Natural gas futures are trading nearly flat on Thursday as investors await the latest storage report from the government at 15:30 GMT and the midday forecasts that should offer more insight into the strength of the so-called “Polar Vortex” that could reach key U.S. demand areas later in the month.
Capping gains are uncertainty over whether the extremely cold temperatures will even reach the United States. Helping to underpin prices are calls for strong liquefied natural gas (LNG) due to robust demand from Europe and Asia.
At 14:21 GMT, March natural gas futures are trading $2.694, up $0.005 or +0.19%.
Near-Term Weather Outlook
NatGasWeather observed mixed trends in the overnight data, with heating demand gains in the Global Forecast System countered by demand losses in the European data.
“Overall, both maintained a rather bearish pattern through January 21 with only modest cold shots into the U.S.,” the firm said. “However, both were rather chilly across the northern U.S. January 23-28, but this time the GFS more so than the European.”
“The overnight European does show that if frigid air over Canada and the western U.S. January 23-28 were to shift just slightly further westward, the pattern would trend rapidly warmer over the important Midwest and eastern U.S., NatGasWeather said. “As such, it’s critical cold comes through” for this period, “but to our view, the risk is there could be warmer trends in time.”
US Energy Information Administration Weekly Storage Report
According to Natural Gas Intelligence (NGI), “Traders and analysts are predicting another triple-digit withdrawal from U.S. natural gas stocks in the latest EIA storage report, scheduled for 15:30 GMT.”
Ahead of the report, a Bloomberg survey found estimates ranging from withdrawals of 120 Bcf to 141 Bcf, with a median of a 129 Bcf decrease. NGI modeled 130 Bcf withdrawal for this week’s report, which covers the week-ending January 8. Energy Aspects predicts a 128 Bcf withdrawal.

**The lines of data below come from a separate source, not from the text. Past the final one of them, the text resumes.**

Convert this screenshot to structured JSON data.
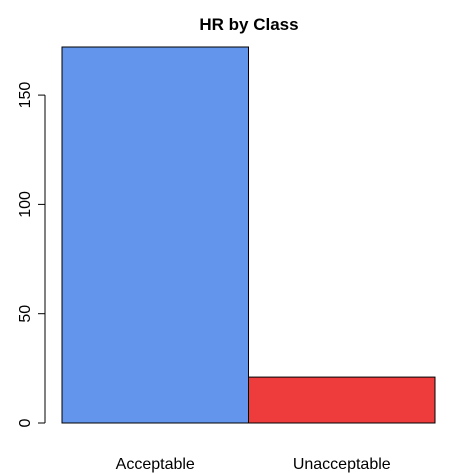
{
  "chart_data": {
    "type": "bar",
    "title": "HR by Class",
    "xlabel": "",
    "ylabel": "",
    "categories": [
      "Acceptable",
      "Unacceptable"
    ],
    "values": [
      172,
      21
    ],
    "colors": [
      "#6495ED",
      "#EE3B3B"
    ],
    "ylim": [
      0,
      172
    ],
    "yticks": [
      0,
      50,
      100,
      150
    ],
    "grid": false
  }
}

A year ago, the EIA recorded a 91 Bcf withdrawal for the comparable year-ago period, while the five-year average withdrawal is 161 Bcf, according to the agency.
Unless there is a blowout miss in the EIA report, most traders will be focusing on the midday weather forecasts and particularly the outlook for January 23-28.
Technically, trader reaction to $2.698 will determine the short-term direction of the market. A move over $2.698 could drive prices into $2.794 to $2.835. A move under $2.698 will target $2.552 to $2.485.
The longer-term direction of natural gas will be determined by trader reaction to $2.794 to $2.918. The latter is a potential trigger point for an acceleration to the upside.